Chacune de ses oeuvres qui précède JFK suinte déjà de ce regard acerbe porté sur l’Histoire des Etats-Unis, mais également de la sincérité bouillonnante d’un réalisateur amoureux de son pays. Pas question de repentance ou de pardon, juste comptent les faits et leur mise en lumière. Presque toutes ses oeuvres, jusqu’au récent W, semblent motivées par ce besoin de rappel. Ce devoir de dénoncer une vérité. Non pas LA vérité, mais une parmi tant d’autres : la sienne. Voilà le principal élément de controverse du Cinéma d’Oliver Stone, qui va ici exploser avec JFK. Le grand écart opéré entre une certaine objectivité attendue (et non pas promise) et une subjectivité de chaque plan. Aucune réserve, aucune retenue. Stone est concerné par son film car, citoyen américain, il est aussi son acteur. Le cas JFK, le mystère qui l’entoure, le mythe conspirationniste qu’il représente s’intègrent donc parfaitement dans une filmographie alors déjà très engagée. Et c’est en inspirant son scénario des ouvrages du personnage principal de JFK, Jim Garrison (On The Trail of the Assassins) et de Jim Marrs (Crossfire: The Plot That Killed Kennedy), qu’Oliver Stone va nous dresser la fresque de sa vérité.

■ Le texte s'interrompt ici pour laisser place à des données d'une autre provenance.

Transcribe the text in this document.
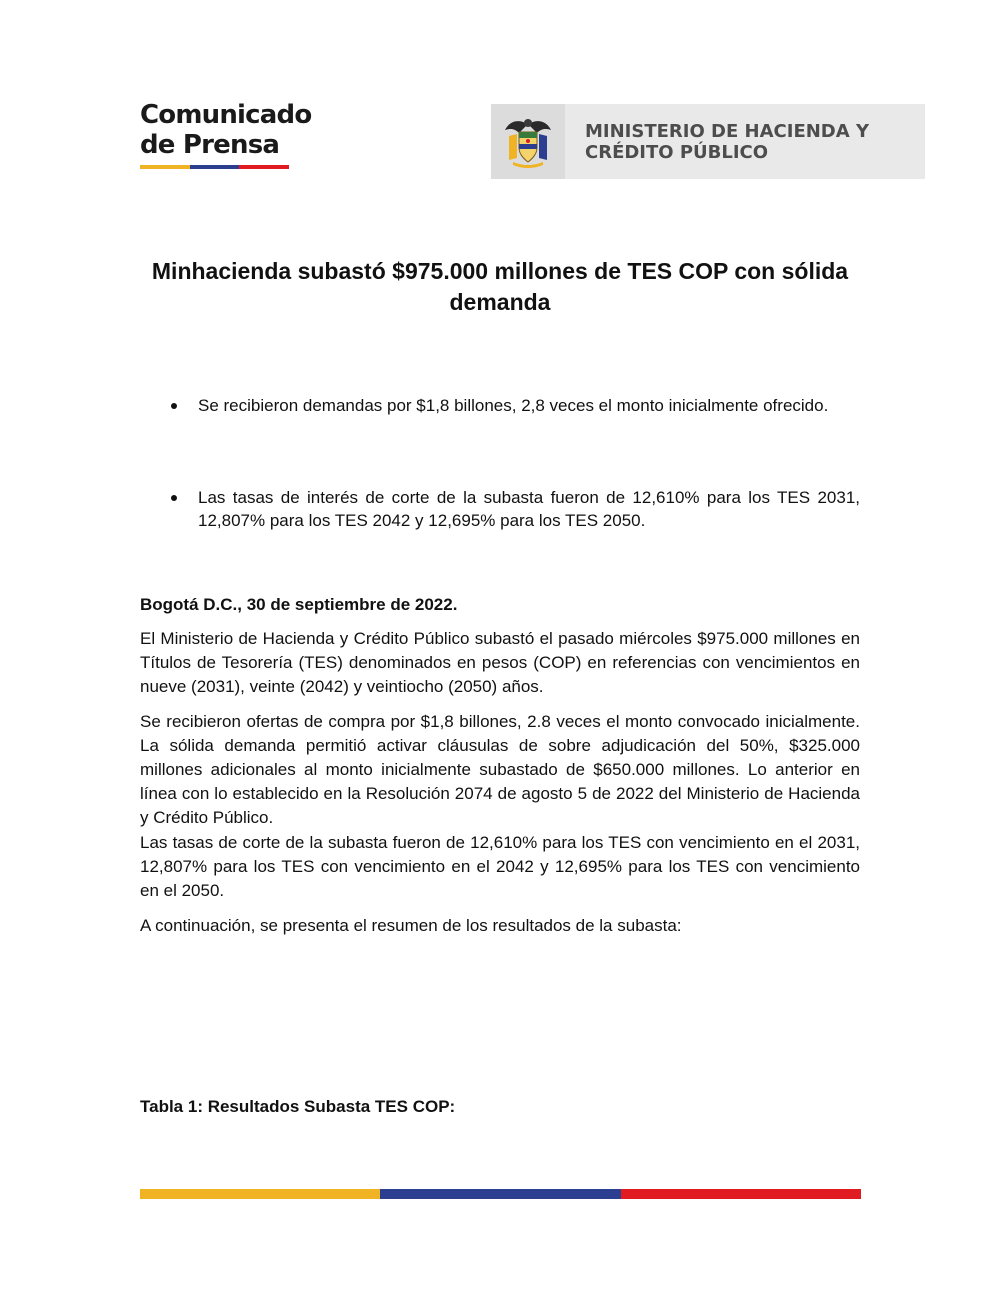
Comunicado
de Prensa	MINISTERIO DE HACIENDA Y
CRÉDITO PÚBLICO
Minhacienda subastó $975.000 millones de TES COP con sólida demanda
Se recibieron demandas por $1,8 billones, 2,8 veces el monto inicialmente ofrecido.
Las tasas de interés de corte de la subasta fueron de 12,610% para los TES 2031, 12,807% para los TES 2042 y 12,695% para los TES 2050.

Bogotá D.C., 30 de septiembre de 2022.

El Ministerio de Hacienda y Crédito Público subastó el pasado miércoles $975.000 millones en Títulos de Tesorería (TES) denominados en pesos (COP) en referencias con vencimientos en nueve (2031), veinte (2042) y veintiocho (2050) años.

Se recibieron ofertas de compra por $1,8 billones, 2.8 veces el monto convocado inicialmente. La sólida demanda permitió activar cláusulas de sobre adjudicación del 50%, $325.000 millones adicionales al monto inicialmente subastado de $650.000 millones. Lo anterior en línea con lo establecido en la Resolución 2074 de agosto 5 de 2022 del Ministerio de Hacienda y Crédito Público.

Las tasas de corte de la subasta fueron de 12,610% para los TES con vencimiento en el 2031, 12,807% para los TES con vencimiento en el 2042 y 12,695% para los TES con vencimiento en el 2050.

A continuación, se presenta el resumen de los resultados de la subasta:

Tabla 1: Resultados Subasta TES COP:
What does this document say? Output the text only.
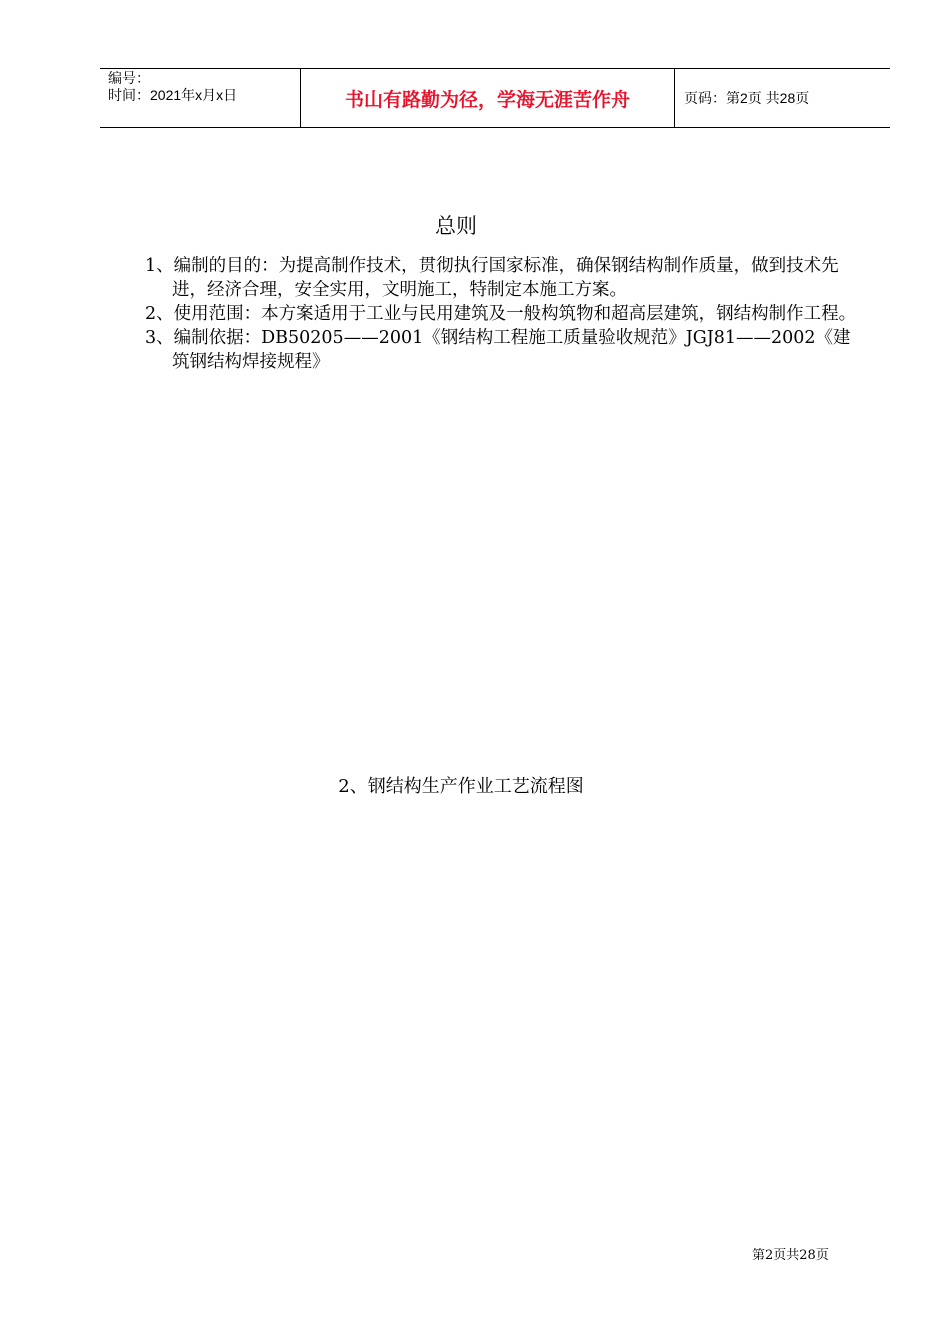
编号：
时间：2021年x月x日	书山有路勤为径，学海无涯苦作舟	页码：第2页 共28页
总则

1、编制的目的：为提高制作技术，贯彻执行国家标准，确保钢结构制作质量，做到技术先进，经济合理，安全实用，文明施工，特制定本施工方案。

2、使用范围：本方案适用于工业与民用建筑及一般构筑物和超高层建筑，钢结构制作工程。

3、编制依据：DB50205——2001《钢结构工程施工质量验收规范》JGJ81——2002《建筑钢结构焊接规程》

2、钢结构生产作业工艺流程图
第2页共28页
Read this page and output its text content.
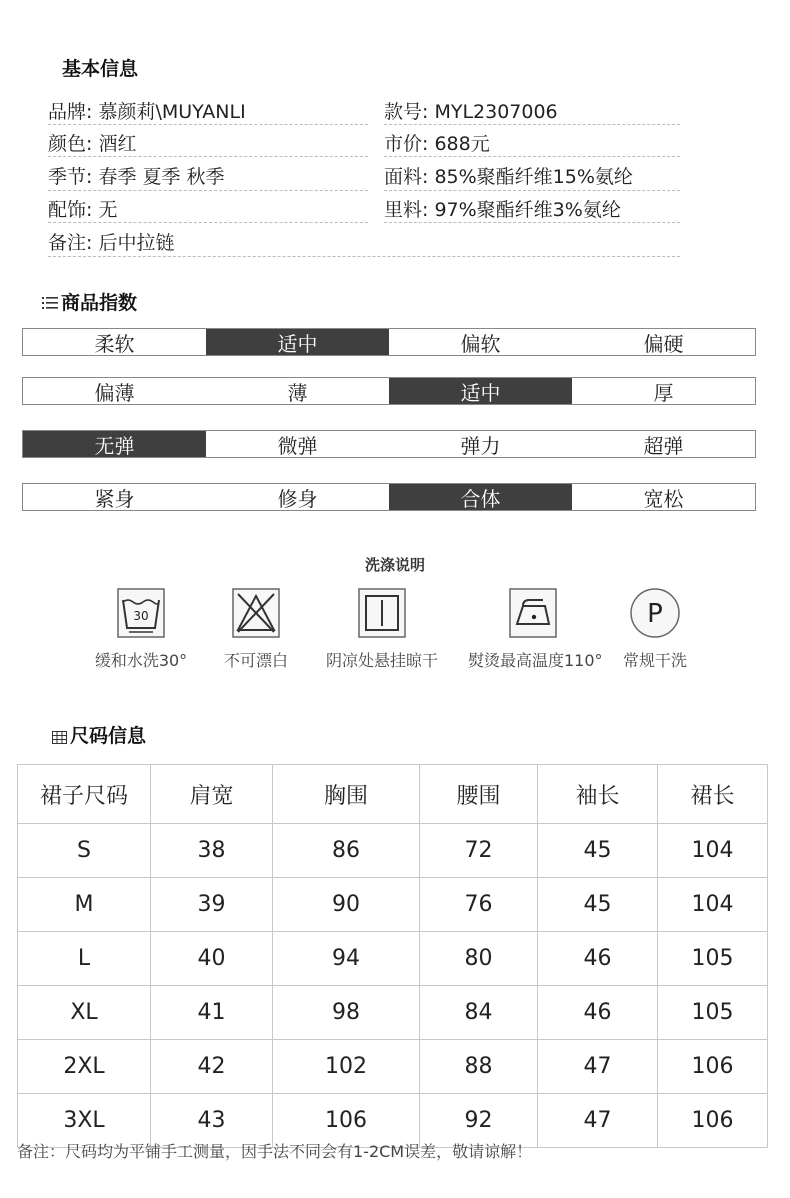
基本信息
品牌: 慕颜莉\MUYANLI	款号: MYL2307006
颜色: 酒红	市价: 688元
季节: 春季 夏季 秋季	面料: 85%聚酯纤维15%氨纶
配饰: 无	里料: 97%聚酯纤维3%氨纶
备注: 后中拉链
商品指数
柔软	适中	偏软	偏硬
偏薄	薄	适中	厚
无弹	微弹	弹力	超弹
紧身	修身	合体	宽松
洗涤说明
30
缓和水洗30°	不可漂白	阴凉处悬挂晾干	熨烫最高温度110°
P
常规干洗
尺码信息
裙子尺码	肩宽	胸围	腰围	袖长	裙长
S	38	86	72	45	104
M	39	90	76	45	104
L	40	94	80	46	105
XL	41	98	84	46	105
2XL	42	102	88	47	106
3XL	43	106	92	47	106
备注：尺码均为平铺手工测量，因手法不同会有1-2CM误差，敬请谅解！
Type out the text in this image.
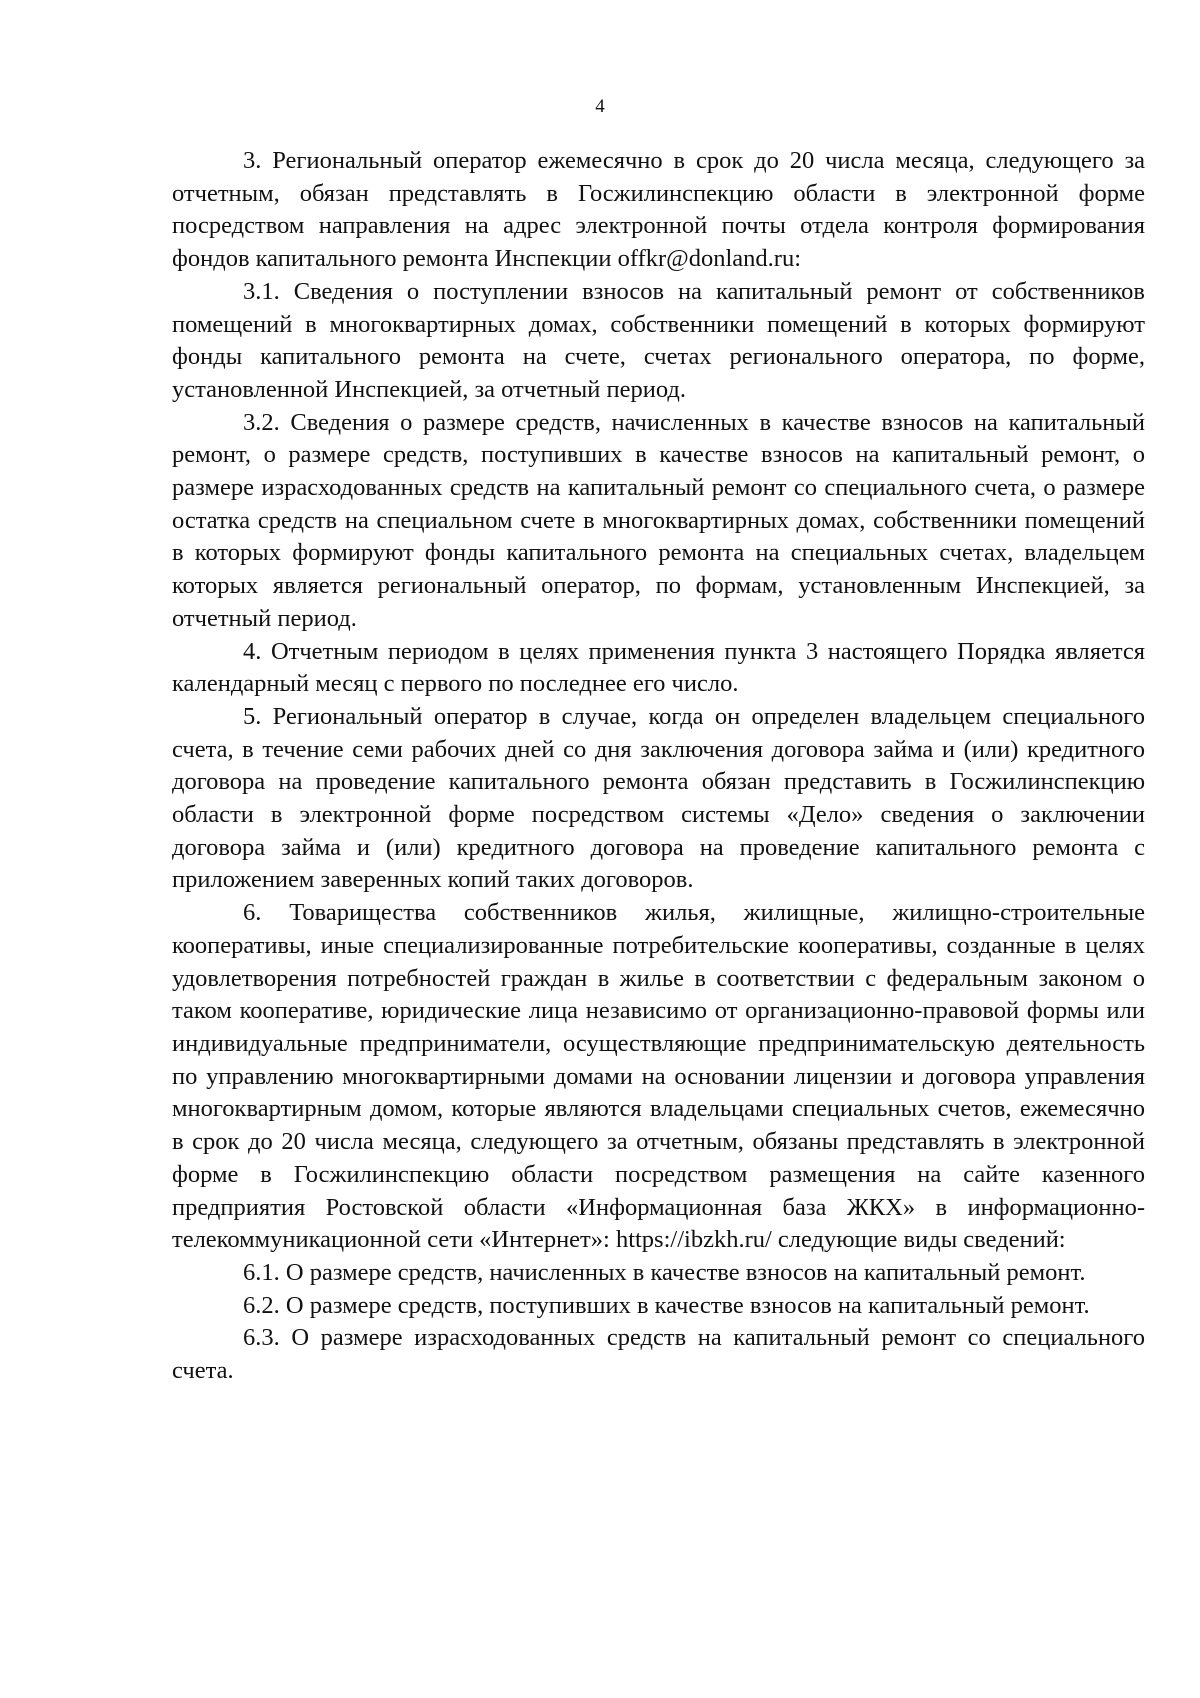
4

3. Региональный оператор ежемесячно в срок до 20 числа месяца, следующего за отчетным, обязан представлять в Госжилинспекцию области в электронной форме посредством направления на адрес электронной почты отдела контроля формирования фондов капитального ремонта Инспекции offkr@donland.ru:

3.1. Сведения о поступлении взносов на капитальный ремонт от собственников помещений в многоквартирных домах, собственники помещений в которых формируют фонды капитального ремонта на счете, счетах регионального оператора, по форме, установленной Инспекцией, за отчетный период.

3.2. Сведения о размере средств, начисленных в качестве взносов на капитальный ремонт, о размере средств, поступивших в качестве взносов на капитальный ремонт, о размере израсходованных средств на капитальный ремонт со специального счета, о размере остатка средств на специальном счете в многоквартирных домах, собственники помещений в которых формируют фонды капитального ремонта на специальных счетах, владельцем которых является региональный оператор, по формам, установленным Инспекцией, за отчетный период.

4. Отчетным периодом в целях применения пункта 3 настоящего Порядка является календарный месяц с первого по последнее его число.

5. Региональный оператор в случае, когда он определен владельцем специального счета, в течение семи рабочих дней со дня заключения договора займа и (или) кредитного договора на проведение капитального ремонта обязан представить в Госжилинспекцию области в электронной форме посредством системы «Дело» сведения о заключении договора займа и (или) кредитного договора на проведение капитального ремонта с приложением заверенных копий таких договоров.

6. Товарищества собственников жилья, жилищные, жилищно-строительные кооперативы, иные специализированные потребительские кооперативы, созданные в целях удовлетворения потребностей граждан в жилье в соответствии с федеральным законом о таком кооперативе, юридические лица независимо от организационно-правовой формы или индивидуальные предприниматели, осуществляющие предпринимательскую деятельность по управлению многоквартирными домами на основании лицензии и договора управления многоквартирным домом, которые являются владельцами специальных счетов, ежемесячно в срок до 20 числа месяца, следующего за отчетным, обязаны представлять в электронной форме в Госжилинспекцию области посредством размещения на сайте казенного предприятия Ростовской области «Информационная база ЖКХ» в информационно-телекоммуникационной сети «Интернет»: https://ibzkh.ru/ следующие виды сведений:

6.1. О размере средств, начисленных в качестве взносов на капитальный ремонт.

6.2. О размере средств, поступивших в качестве взносов на капитальный ремонт.

6.3. О размере израсходованных средств на капитальный ремонт со специального счета.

L’incroyable générique d’ouverture et son montage choc contient en cinq minutes l’essence même de la controverse que va provoquer JFK, dans le sens qu’il illustre parfaitement l’angle d’attaque choisi par Stone. Images d’archives, extraits de journaux TV d’époque au format 4:3 et voix off se trouvent mêlés à des scènes spécialement filmées pour le film. Même format d’image, même grain " d’époque " : dès les premiers plans du film, Stone brouille les pistes et mélange Histoire et fiction pour ne plus former qu’un tout unique et subjectif. C’est ce genre de parti pris, cette envie de flirter avec le documentaire sans pour autant en assumer le caractère rigoureux, qui va voir polémistes et historiens de tout genre monter au créneau pour défendre cette fois la vérité historique de l’assassinat de Kennedy (Gerald Posner en 1993 et son Case Closed : Lee Harvey Oswald and the assassination of JFK…).
A travers la dynamique enquête du district-attorney, portée par une distribution sans faille et un montage justement récompensé aux oscars, Stone s’attache alors moins à dépeindre la mort de John Fitzgerald Kennedy et les raisons de son assassinat, que la recherche de la vérité et la quête de son pèlerin Jim Garrison. Homme de bien, homme de paix, enfant et symbole de la nation, Kennedy se retrouve comme canonisé derrière la caméra de Stone et très vite réduit à une idée, à une image diaphane, omniprésente mais diffuse. Incarnation du changement, épargné de tout regard critique, il est opposé à un successeur diabolisé, lui, Lyndon Johnson, représentation de l’échec du Vietnam et acteur passif de la mort de Kennedy. L’importance de JFK n’est à aucun moment dans la nuance mais dans le constat profond de Stone sur la naissance de la désillusion américaine. Par l’assassinat de Kennedy mais aussi par celui de son frère Bobby, en direct à la télévision, et du pasteur Martin Luther King la même année – 1968. C’est de l’écroulement des institutions que Stone fait le portrait, mais aussi de l’enterrement d’une certaine esquisse de changement de la société et des mentalités.
Malléable, car moins frappé de la marque Historique de l’affaire, Garrison est le Don Quichotte moderne idéal, au travers duquel Stone va se mettre en scène. Luttant contre les institutions, les médias, ses amis, sa famille, Garrison fonce au devant de moulins trop grands pour lui, et vers une défaite annoncée, qui se concrétisera lors du dantesque procès qui verra la commission Warren sortir vainqueur. Mais le but véritable de Garrison, tout comme celui de Stone, n’est ni de gagner ni de perdre, plutôt d’alerter l’opinion public et de lui prouver à quel point elle est facilement manipulable. La scène présentant la réalisation d’un photo-montage d’Oswald résonne comme l’écho parfait des trucages vidéos opérés par Stone dès les premières minutes de son film. Moins une contradiction qu’un clin d’oeil amusé d’un réalisateur manipulateur mais pas dupe.